• Romberg: applicable to most integrands, this method uses trapezoidal approximations over an even number of subintervals, then compares sequential estimates by summing the areas of the trapezoids. The method terminates when the four most recent estimates differ by less than the value of the built-in variable TOL. Because the Romberg integration method divides the integration interval into four subintervals, then successively doubles the number of points, it can return incorrect answers for periodic functions having periods 1/2n times the length of the interval. To avoid this problem, divide the interval into two uneven subintervals and integrate over each subinterval separately. PTC Mathcad sets a limit on the number of times it will iterate this procedure. If the routine reaches this limit without converging, or if the integrand is singular at one or both of the endpoints of the interval of integration, then PTC Mathcad switches to the Singular Endpoint method.

• Adaptive: adaptive quadrature method for functions that change rapidly over the interval of integration.

• Infinite Limit: appropriate for integrals where one or both of the limits is infinite. The function being integrated must be real.

• Singular Endpoint: an open-ended Romberg method appropriate for integrals which have singularities or infinities at one or both limits of integration. Preliminary estimates to the integral are obtained using the midpoints of subintervals, so the function is not evaluated at the endpoints a and b. Estimates are concentrated near the ends of the integration interval, where integrands that are singular or that have an infinite derivative are likely to be changing most rapidly. The number of subintervals is tripled at each step. There is a set limit on the number of iterations through the open-ended Romberg method.
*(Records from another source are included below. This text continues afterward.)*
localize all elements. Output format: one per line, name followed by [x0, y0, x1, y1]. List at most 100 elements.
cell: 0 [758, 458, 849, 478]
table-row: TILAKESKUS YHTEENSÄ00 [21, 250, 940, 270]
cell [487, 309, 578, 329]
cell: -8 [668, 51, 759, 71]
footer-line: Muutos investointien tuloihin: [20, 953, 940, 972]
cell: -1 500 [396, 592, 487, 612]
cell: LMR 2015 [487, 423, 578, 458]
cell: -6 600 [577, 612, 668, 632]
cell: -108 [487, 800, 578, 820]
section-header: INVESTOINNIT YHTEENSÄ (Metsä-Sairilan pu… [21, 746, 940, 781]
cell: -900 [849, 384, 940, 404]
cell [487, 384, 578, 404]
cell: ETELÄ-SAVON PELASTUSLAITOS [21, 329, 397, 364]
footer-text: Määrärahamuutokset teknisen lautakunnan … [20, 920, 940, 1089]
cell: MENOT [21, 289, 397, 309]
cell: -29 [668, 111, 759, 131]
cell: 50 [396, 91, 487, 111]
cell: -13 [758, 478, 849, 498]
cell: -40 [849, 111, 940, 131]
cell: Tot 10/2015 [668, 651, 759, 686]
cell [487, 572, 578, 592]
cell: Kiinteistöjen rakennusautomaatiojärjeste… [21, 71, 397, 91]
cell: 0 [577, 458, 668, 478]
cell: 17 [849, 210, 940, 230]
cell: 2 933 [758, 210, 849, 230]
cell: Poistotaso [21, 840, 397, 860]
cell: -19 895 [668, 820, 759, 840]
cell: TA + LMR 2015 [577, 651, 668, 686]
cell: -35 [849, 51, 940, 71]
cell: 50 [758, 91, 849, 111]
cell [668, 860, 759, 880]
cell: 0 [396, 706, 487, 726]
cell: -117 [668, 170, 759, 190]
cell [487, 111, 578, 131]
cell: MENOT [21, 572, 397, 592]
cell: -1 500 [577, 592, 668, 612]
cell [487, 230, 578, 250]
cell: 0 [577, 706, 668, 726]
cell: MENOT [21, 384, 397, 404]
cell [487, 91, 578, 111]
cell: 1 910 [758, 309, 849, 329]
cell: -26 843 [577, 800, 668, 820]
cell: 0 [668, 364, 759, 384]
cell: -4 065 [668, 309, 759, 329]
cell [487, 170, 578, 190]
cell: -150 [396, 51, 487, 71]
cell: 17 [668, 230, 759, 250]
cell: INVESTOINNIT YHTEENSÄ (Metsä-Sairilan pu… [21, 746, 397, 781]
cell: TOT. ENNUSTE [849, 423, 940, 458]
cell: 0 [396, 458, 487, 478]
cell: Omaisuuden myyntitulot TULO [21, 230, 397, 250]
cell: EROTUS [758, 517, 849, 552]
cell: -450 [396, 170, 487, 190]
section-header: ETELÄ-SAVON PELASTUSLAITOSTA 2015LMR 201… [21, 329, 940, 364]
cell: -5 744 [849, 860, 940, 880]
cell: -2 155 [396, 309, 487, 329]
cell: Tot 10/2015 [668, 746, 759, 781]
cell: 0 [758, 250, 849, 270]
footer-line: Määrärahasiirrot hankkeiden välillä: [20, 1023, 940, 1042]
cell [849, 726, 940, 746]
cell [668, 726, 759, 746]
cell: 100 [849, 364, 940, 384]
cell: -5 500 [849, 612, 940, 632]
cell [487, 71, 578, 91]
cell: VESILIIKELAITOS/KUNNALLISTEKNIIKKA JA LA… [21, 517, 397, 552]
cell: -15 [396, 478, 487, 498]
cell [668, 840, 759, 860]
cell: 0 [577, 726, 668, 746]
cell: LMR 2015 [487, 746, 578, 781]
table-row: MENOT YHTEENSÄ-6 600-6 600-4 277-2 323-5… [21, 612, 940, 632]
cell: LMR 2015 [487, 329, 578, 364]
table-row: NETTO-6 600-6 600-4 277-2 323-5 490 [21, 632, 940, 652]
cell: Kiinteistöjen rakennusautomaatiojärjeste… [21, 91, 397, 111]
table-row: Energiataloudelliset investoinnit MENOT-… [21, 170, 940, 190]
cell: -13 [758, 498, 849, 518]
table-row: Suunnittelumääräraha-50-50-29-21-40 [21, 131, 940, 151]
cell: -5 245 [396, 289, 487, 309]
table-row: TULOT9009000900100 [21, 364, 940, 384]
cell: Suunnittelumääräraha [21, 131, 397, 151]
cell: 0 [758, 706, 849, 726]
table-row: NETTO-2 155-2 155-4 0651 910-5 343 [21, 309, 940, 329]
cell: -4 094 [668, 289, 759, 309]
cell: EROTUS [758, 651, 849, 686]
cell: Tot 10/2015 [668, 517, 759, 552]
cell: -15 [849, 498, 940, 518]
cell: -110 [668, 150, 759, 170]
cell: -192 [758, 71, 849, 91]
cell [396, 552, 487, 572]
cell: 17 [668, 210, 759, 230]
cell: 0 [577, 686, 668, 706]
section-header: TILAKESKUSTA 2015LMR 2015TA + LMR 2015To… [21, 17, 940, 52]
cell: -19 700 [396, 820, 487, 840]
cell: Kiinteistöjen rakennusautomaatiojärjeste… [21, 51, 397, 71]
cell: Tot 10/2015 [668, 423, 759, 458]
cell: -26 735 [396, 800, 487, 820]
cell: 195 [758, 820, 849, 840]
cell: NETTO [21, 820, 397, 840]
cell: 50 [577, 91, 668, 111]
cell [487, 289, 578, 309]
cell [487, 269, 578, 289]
If the routine reaches this limit without returning an answer, the integral is marked with an error indicating that it did not converge.

• Decreasing TOL may improve your results, but at some point the integral fails to converge. A good working range is 10-4 to 10-6.

• Setting large-valued endpoints to infinity and using the infinite endpoint algorithm may yield better answers.

• Sharply peaked integrands, or functions whose shape is not readily characterized by a single length scale, do not evaluate accurately. You may obtain better results by breaking an integral into pieces and separately integrating the peak from the rest of the plot.

• PTC Mathcad generally cannot integrate functions that have singularities in the interval of integration. Functions such as step and sawtooth functions with many finite discontinuities may also lead to nonconverging integrals. If you know the location of singularities in the integrand, you can often obtain a correct numerical evaluation by splitting the integral into a sum of integrals with these points as limits. To find potential singularities or discontinuities, plot the integrand.

• Applying the adaptive method to an improper integral will likely produce an incorrectnumerical result. The Adaptive Integration algorithm requires the function to be approximated by a polynomial in each subinterval division so the Gauss-Quadrature method can be used. Failing to meet the continuity requirement on the integrand can lead to inaccurate results or failure to converge.